Andrew Chabak

And Now for Something Different


By Andrew Chabak, Chief Data Officer, Rembrandt Group LLC

Andrew-Chabak2 And Now for Something DifferentSince this is my first time writing for this publication, I wanted to be totally different in approach and subject from what others are writing about Big Data.  There are countless articles on Hadoop, ETL, SQL, NoSQL and other topics.


So, let’s start with the data.  Most of the data for Big Data applications is on the Internet or in purchased databases and libraries.  How do you get it from where it is to where it needs to be: the Big Data platform you just spent millions to create?


  1. First, you need to analyze the problem you wish to solve
  2. Determine the data you need: both type and location
  3. Access the source and retrieve it

Sounds very easy at a high level, but actually it is very difficult, time consuming and costly to do.

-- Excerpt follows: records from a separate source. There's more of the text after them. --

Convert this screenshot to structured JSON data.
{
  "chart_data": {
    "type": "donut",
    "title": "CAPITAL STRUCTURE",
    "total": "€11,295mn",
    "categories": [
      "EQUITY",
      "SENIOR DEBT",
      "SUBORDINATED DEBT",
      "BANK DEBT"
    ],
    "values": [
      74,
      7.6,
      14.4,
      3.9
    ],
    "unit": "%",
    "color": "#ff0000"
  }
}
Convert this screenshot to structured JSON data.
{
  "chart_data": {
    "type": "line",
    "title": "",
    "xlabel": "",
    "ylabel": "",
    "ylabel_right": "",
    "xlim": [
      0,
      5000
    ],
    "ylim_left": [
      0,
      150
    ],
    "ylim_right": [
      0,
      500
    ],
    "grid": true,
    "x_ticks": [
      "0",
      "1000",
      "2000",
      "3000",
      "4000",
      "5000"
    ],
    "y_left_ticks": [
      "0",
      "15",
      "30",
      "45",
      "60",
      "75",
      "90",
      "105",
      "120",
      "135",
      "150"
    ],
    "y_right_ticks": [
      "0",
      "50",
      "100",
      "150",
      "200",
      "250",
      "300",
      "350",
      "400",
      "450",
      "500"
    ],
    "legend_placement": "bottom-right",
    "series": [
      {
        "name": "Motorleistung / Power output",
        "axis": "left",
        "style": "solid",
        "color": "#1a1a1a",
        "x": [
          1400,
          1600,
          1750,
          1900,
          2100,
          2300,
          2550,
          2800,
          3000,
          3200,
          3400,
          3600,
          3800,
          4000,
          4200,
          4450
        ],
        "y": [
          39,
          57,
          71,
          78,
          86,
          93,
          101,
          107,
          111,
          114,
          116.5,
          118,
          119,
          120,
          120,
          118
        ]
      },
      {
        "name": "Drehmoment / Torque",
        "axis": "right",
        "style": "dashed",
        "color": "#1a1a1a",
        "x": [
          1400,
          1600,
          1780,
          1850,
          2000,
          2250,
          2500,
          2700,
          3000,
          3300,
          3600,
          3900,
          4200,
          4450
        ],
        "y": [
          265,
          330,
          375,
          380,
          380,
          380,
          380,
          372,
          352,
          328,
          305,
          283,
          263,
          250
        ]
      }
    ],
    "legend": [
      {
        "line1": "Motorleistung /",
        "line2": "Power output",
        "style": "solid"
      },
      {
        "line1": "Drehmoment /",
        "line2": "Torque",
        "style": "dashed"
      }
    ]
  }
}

Internet or Social Media Information Sourcing is extremely complicated.  Your teams will need to find the right data, extract it, process the information and move various levels of data and information to the Big Data staging or collection area.  Internal data is easy to acquire via ETL or ELT processing with tools such as Informatica, Ab Initio or Data Stage.  However, these tools do not work on the internet well or at all. Data teams in business groups and IT generally acquire this information by hand-generated, detailed and time-consuming searches. Then they extract knowledge nuggets and generate reporting via spreadsheets, or they also need to write SQL and merge with internal sources.


New tools are emerging for Internet, Social Media Information Mining of free and paid external sources of data and information:


  1. Human Intelligence Automation (HIA)
  2. Knowledge Management Facilitation (KMF)
  3. Semantic Searching Analysis and Semantic Web. What I Call Super Semantic Searching (S3)


Benefits include the following:

HIA automates the tedious process of repeatedly searching web sites.  These technologies have a high ROI in mechanizing the work of analysts and processing their findings.  An HIA ROI I just measured was reducing 40 hours of web searching to fewer than two hours via HIA and mechanizing the effort to feed a daily dashboard for Senior Management.  This competitive and vendor analysis is now scheduled nightly.


KMF mines selectively various information sources on the internet, including searching for data such as spreadsheets, PDFs, DOC files and others.  This selective mining prevents unnecessary accumulation of unwanted data on internal systems and storage, thereby greatly reducing the costs that would be associated with storing, processing and weeding out unwanted data, the separation of the chaff from the wheat so to speak. KMF, which I call “little Big Data” can greatly reduce the costs of unregulated data mining. It searches the internet forest, finds the trees and returns to your platform only the blades of grass, the valuable nuggets of information.  Find the information, process and return only what is required at the right level. ROI is the reduction in time, human effort, loading and disk space on the Big Data platform.  Other Use Cases include Fraud Detection and Security Breaches.


Semantics Searching (S3) is probably the hottest topic right now in the data world. Searching the internet and other various sources based on human language. How are my customers thinking about XYZ concept or product?  This may require searching various information stacks including Data Warehouse-OLAP, Big Data and the Internet simultaneously and returning the appropriate answer.

ROI eliminates the need for experts who know SQL, PIG, HIVE, other animals in the Big Data Zoo as well as for internet experts.  Semantic searches also eliminate time, effort and storage because only the answers to the questions posed are returned to the user.  Many companies are spending millions to mechanize this type of information gathering to gain competitive edge.  Semantics Use Cases relate to Competitive Analysis.


Semantics asks the questions: What are people saying about our customer and our products. This new searching capability is used for Data Mining, Campaign Management, Customer Relationship Management (CRM) as well as to attract the best customers, to retain them and to flag or eliminate unprofitable customers.


Hopefully the reader finds this article different and insightful.